Un changement de politique pourrait contribuer à une augmentation du muguet vaginal résistant au traitement, dans un contexte d’augmentation annuelle significative de la prévalence des infections fongiques causées par l’espèce fongique Candida, suggère la première étude de ce type, publiée en ligne dans la revue Infections sexuellement transmissibles.
Même si les raisons exactes de ces tendances ne sont pas encore claires, elles font suite à un changement dans la pratique clinique, dans le but de réduire la charge de travail des laboratoires, affirment les chercheurs. Les médecins de famille en soins primaires sont désormais encouragés à traiter le muguet vaginal de manière empirique, en se basant uniquement sur les signes et symptômes, plutôt que sur les résultats de tests de laboratoire de confirmation.
Le muguet vaginal est courant, avec trois femmes sur quatre en âge de procréer susceptibles d’être touchées, notent les chercheurs. Chez environ une femme sur 10, ces infections sont récurrentes, définies comme au moins quatre épisodes sur 12 mois.
Une résistance ou un manque de sensibilité au traitement antifongique de base (azoles) dans des échantillons de Candida provenant de patientes présentant une infection vaginale a été rapportée dans d’autres pays. Cela a également été constaté au Royaume-Uni, mais uniquement dans des cliniques spécialisées, expliquent les chercheurs.
Pour obtenir une image plus factuelle des niveaux de résistance et analyser les tendances plus larges, les chercheurs ont examiné les résultats de culture de 5 461 prélèvements vaginaux préalablement prélevés sur des femmes suspectées d’infection à levures compliquée ou récurrente à Leeds, dans le nord de l’Angleterre, entre avril 2018 et mars 2021.
Environ un tiers (1 828 ; 33,5 %) cultivaient des levures, dont la plupart (85 %) étaient chaque année Candida albicans, le champignon responsable de la plupart des cas de muguet vaginal.
Mais cette proportion a diminué chaque année dans un contexte d’augmentation d’autres espèces de Candida, dont la plus courante isolée était Nakaseomyces glabrata, une espèce connue pour être moins sensible aux azoles : ce chiffre est passé d’un peu moins de 3 % en 2018-2019 à un peu moins de 7 %. en 2020-2021. Au total, la prévalence de ces « autres » espèces est passée de 6 % en 2018-2019 à plus de 12,5 % en 2020-2021.
Les cultures ont été testées pour déterminer leur sensibilité au traitement avec des antifongiques, ce qui a montré que la prévalence des isolats résistants ou moins sensibles au fluconazole est passée de 3,5 % en 2018-2019 à près de 8 % en 2019-2020, et à un peu plus de 9,5 %. % en 2020-2021.
Et la prévalence globale de la résistance au fluconazole est passée d’un peu moins de 1 % en 2018-2019 à 1,5 % en 2019-2020 et à 3 % en 2020-2021, soit une multiplication par plus de quatre sur trois ans.
La plupart des isolats insensibles au fluconazole étaient soit sensibles selon la dose, soit résistants à l’itraconazole (77 % et 23 %, respectivement) et étaient également modérément ou totalement résistants au voriconazole (36,5 % et 60 %, respectivement).

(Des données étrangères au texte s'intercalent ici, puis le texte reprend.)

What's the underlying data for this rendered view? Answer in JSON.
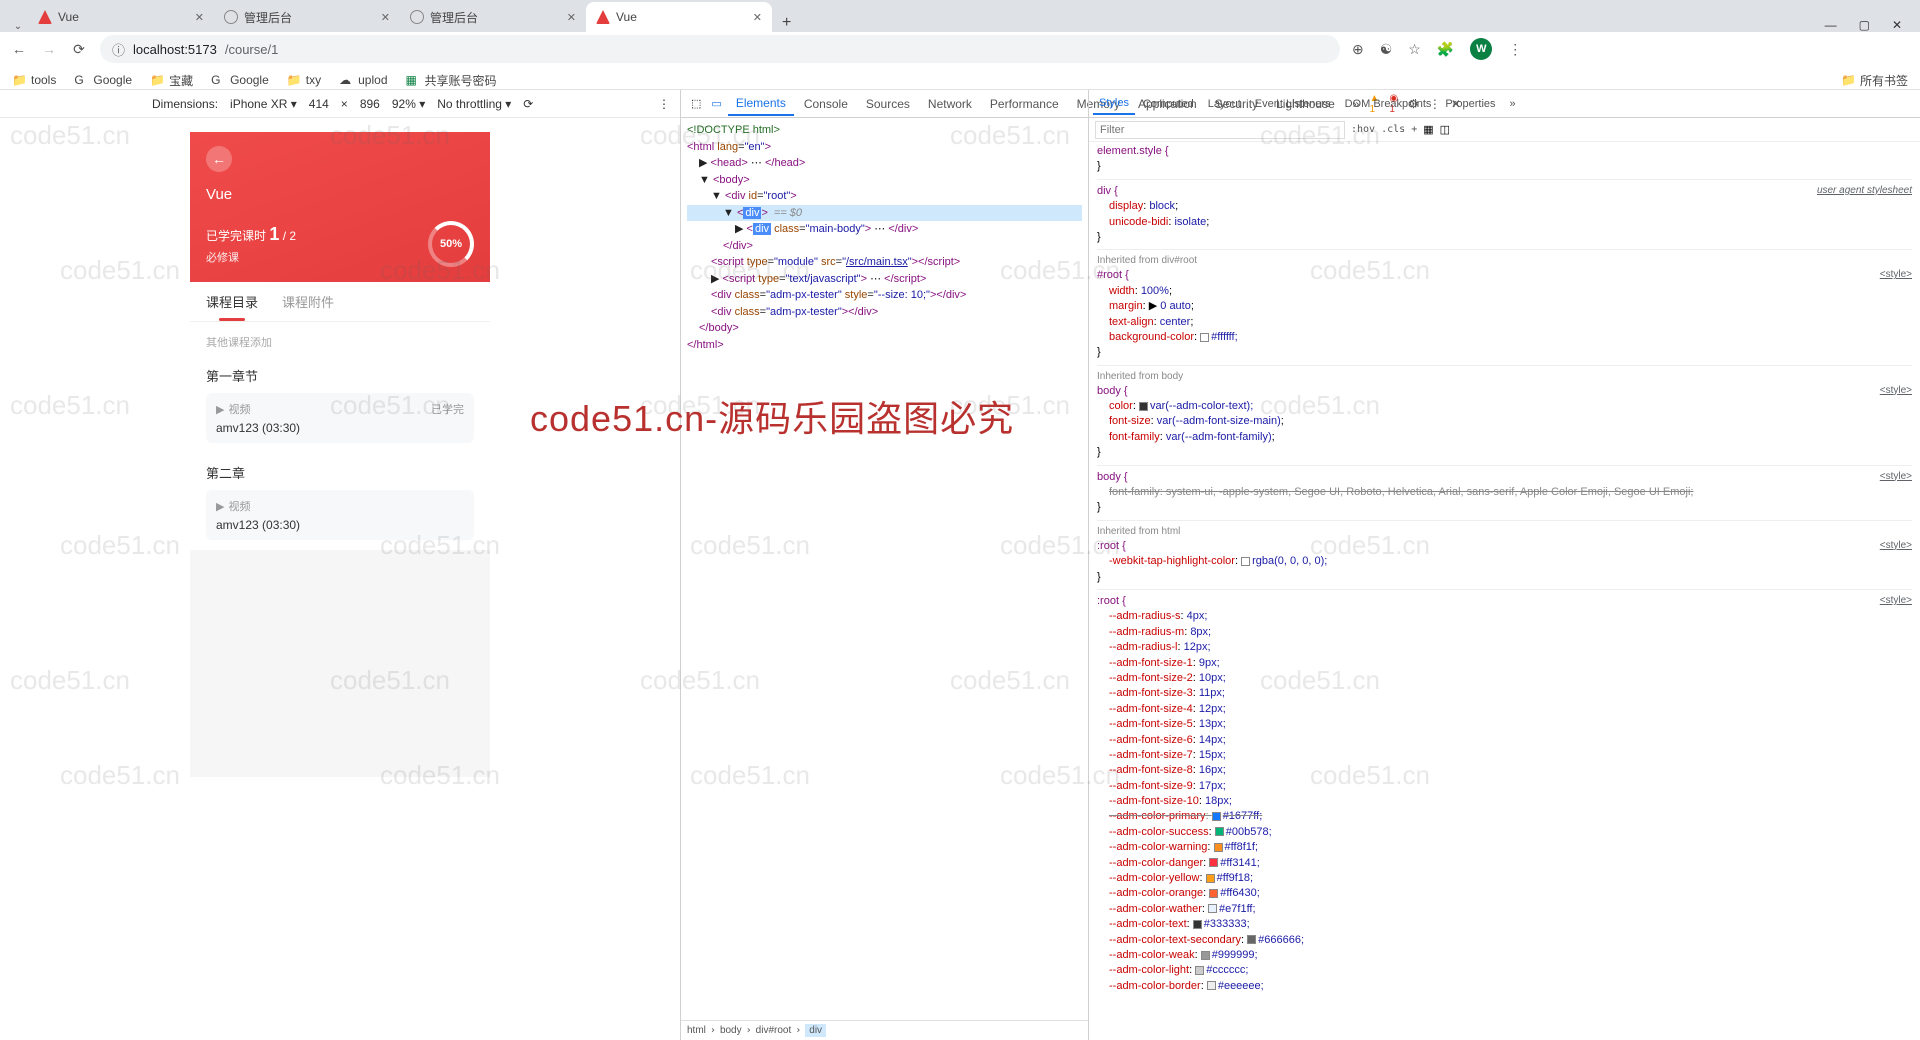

La plupart des isolats résistants étaient des C albicans, et la plupart de ces cas ont été traités en soins primaires, bien que la proportion de cas résistants ait été plus élevée dans les échantillons sur écouvillon provenant des cliniques spécialisées en santé sexuelle en 2019-2020 et 2020-2021.
En 2020-2021, aucune des levures provenant de patients échantillonnés dans des cliniques spécialisées en santé sexuelle n’a répondu au fluconazole. Aucun cas de résistance globale ou de sensibilité réduite n’a été observé chez les patients hospitalisés en 2018-2019 et 2019-2020, mais certains cas ont été observés en 2020-2021.
Les résultats de l’étude confirment une augmentation significative de la prévalence des espèces de Candida non albicans et des C albicans résistants au fluconazole entre 2018 et 2021, affirment les chercheurs.
« Cette augmentation des espèces (non albicans) est préoccupante sur le plan clinique car certaines ont une sensibilité intrinsèque réduite au fluconazole », soulignent-ils.
« Le traitement réussi des espèces C albicans et (non albicans) résistantes au fluconazole peut être très difficile, et cela nécessite souvent plusieurs traitements antifongiques. Beaucoup de ces levures présentaient également une sensibilité réduite à l’itraconazole et au voriconazole, limitant encore plus les options de traitement, » ajoutent-ils.
« Depuis 2013, les directives britanniques en matière de soins primaires recommandent qu’un diagnostic clinique de candidose vulvo-vaginale aiguë soit posé sur la base des signes et symptômes typiques… (avec test du pH vaginal si disponible), suivi d’un traitement empirique avec une dose unique de fluconazole oral ou de clotrimazole. pessaire », expliquent les chercheurs.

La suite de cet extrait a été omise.